Robert Ménard : J’y suis allé parce que j’ai rencontré la femme de l’Émir Sheikha Mozah. J’étais alors patron de Reporters Sans Frontières. Elle nous a proposé d’ouvrir là-bas un centre pour défendre la liberté de la presse. Je savais quelle était la réalité des droits de l’homme au Qatar. J’en ai parlé avec elle. Elle m’a dit que nous étions là pour changer cela. Vous pouvez penser que j’ai été naïf, mais j’y suis donc allé pour changer un certain nombre de choses. Le problème, c’est que j’avais confondu le Qatar et la femme de l’Emir : même si elle a beaucoup de pouvoir, elle n’est pas toute seule et un certain nombre de gens au Qatar n’ont aucune envie de voir changer quoi que ce soit dans leur pays. Cela s’est vite détérioré et mal passé, la situation est devenue menaçante pour les gens qui travaillaient avec moi, alors nous sommes partis.
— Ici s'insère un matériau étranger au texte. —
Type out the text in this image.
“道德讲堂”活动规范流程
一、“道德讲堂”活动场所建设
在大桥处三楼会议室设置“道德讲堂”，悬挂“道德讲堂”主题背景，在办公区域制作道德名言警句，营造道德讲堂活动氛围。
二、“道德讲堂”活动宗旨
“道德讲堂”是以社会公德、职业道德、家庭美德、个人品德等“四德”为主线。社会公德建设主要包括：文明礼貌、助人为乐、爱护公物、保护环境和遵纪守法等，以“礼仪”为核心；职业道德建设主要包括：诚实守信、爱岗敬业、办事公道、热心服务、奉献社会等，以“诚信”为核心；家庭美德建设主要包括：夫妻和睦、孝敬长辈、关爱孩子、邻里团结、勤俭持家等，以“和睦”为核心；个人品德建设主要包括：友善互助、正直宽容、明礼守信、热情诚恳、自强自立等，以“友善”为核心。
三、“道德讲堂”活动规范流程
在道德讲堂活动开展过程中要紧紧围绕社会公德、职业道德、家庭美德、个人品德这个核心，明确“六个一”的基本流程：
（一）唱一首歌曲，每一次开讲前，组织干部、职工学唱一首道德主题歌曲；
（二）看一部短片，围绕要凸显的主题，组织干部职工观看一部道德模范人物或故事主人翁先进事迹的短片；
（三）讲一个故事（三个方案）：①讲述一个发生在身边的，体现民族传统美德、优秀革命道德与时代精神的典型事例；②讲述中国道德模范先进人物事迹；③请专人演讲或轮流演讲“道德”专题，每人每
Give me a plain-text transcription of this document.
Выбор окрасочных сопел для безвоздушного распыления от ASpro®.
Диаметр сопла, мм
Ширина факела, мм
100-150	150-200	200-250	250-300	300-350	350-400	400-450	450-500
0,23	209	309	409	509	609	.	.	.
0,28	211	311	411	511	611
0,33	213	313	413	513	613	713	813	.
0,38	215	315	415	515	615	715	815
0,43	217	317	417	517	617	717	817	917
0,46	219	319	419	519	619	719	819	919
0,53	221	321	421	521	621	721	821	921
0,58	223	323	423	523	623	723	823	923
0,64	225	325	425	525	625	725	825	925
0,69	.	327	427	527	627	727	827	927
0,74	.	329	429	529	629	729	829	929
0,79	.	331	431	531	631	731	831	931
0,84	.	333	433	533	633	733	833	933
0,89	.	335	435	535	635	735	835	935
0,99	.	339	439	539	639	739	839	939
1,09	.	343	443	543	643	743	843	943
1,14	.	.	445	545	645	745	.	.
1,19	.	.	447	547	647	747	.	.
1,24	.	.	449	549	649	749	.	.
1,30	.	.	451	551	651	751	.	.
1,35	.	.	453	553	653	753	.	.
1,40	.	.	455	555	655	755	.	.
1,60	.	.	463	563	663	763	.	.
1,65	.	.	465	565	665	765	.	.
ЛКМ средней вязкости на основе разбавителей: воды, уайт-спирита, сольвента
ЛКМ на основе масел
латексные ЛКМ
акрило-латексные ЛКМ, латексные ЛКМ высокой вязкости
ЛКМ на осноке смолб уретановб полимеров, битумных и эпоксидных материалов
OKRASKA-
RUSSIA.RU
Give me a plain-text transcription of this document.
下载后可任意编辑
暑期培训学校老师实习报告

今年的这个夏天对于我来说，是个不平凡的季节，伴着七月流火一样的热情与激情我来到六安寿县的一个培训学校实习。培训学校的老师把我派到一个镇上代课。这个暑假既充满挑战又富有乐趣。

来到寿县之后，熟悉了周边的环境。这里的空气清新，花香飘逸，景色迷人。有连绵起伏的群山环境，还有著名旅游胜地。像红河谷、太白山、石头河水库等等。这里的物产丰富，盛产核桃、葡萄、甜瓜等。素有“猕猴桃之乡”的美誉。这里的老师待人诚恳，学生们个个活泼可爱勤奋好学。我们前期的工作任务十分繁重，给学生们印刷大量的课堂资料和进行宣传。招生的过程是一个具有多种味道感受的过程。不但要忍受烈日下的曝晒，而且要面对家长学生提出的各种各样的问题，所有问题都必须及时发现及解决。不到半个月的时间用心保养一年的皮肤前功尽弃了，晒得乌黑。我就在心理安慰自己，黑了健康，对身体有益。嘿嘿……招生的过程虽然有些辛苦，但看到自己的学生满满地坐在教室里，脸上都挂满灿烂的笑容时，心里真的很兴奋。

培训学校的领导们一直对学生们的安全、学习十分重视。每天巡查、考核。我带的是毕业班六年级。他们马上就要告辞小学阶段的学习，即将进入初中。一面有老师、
Que pensez-vous de la façon dont les médias français ont traité le rachat du Paris Saint-Germain par le fonds souverain du Qatar et le choix de ce pays pour organiser la Coupe du monde de football en 2022 ?

Un certain nombre de faux-culs ont l’air de découvrir que l’argent fait la loi dans le milieu du football. Pourtant, c’est une réalité de tous les jours : quand on voit le mercato et les joueurs qui vont d’un club à un autre, quand on voit le quotidien d’un club de foot, l’argent fait la loi dans ce sport depuis déjà longtemps ! Imaginez-vous un seul instant qu’au moment où l’on négocie pour tel ou tel pays la Coupe du monde, l’argent que le pays peut mettre dans la balance ne pèse pas dans la décision ?

Reste que ce pays n’est pas un modèle de démocratie…

C’est certain ! Quand vous êtes Philippin, Sri Lankais ou Indien et que vous arrivez à l’aéroport de Doha, la capitale du Qatar, vous ne disposez d’aucuns droits. Votre employeur se charge de garder en main propre votre passeport et vous ne pouvez donc pas sortir définitivement du pays sans son accord. Les conditions de travail sont extrêmement dures car il fait très chaud et il est certain qu’au Qatar, les droits sociaux sont peu respectés.

Mais cela ne concerne pas que ce pays, cela concerne l’ensemble des pays du Golfe. Et cela ne touche pas qu’au football : c’est le quotidien. 75-80 % des habitants du Qatar sont de travailleurs immigrés qui ont peu de droits et sont presque considérés comme des esclaves.

Bien-sûr, la question des manquements démocratiques se posent. Mais est-ce bien raisonnable de demander à l’Emir du Qatar de payer les rançons des infirmières bulgares en Libye ? Est-ce bien raisonnable de demander systématiquement au Qatar de régler tel ou tel problème à coups de millions ? Comment pensez-vous que la paix (relative) s’est faite au Liban ? Est-ce l’argumentaire du Qatar ou son carnet de chèque qui a permis que les Libanais se retrouvent autour d’une table ? Même chose pour le Darfour. On semble donc découvrir seulement aujourd’hui que ce pays n’est pas une démocratie.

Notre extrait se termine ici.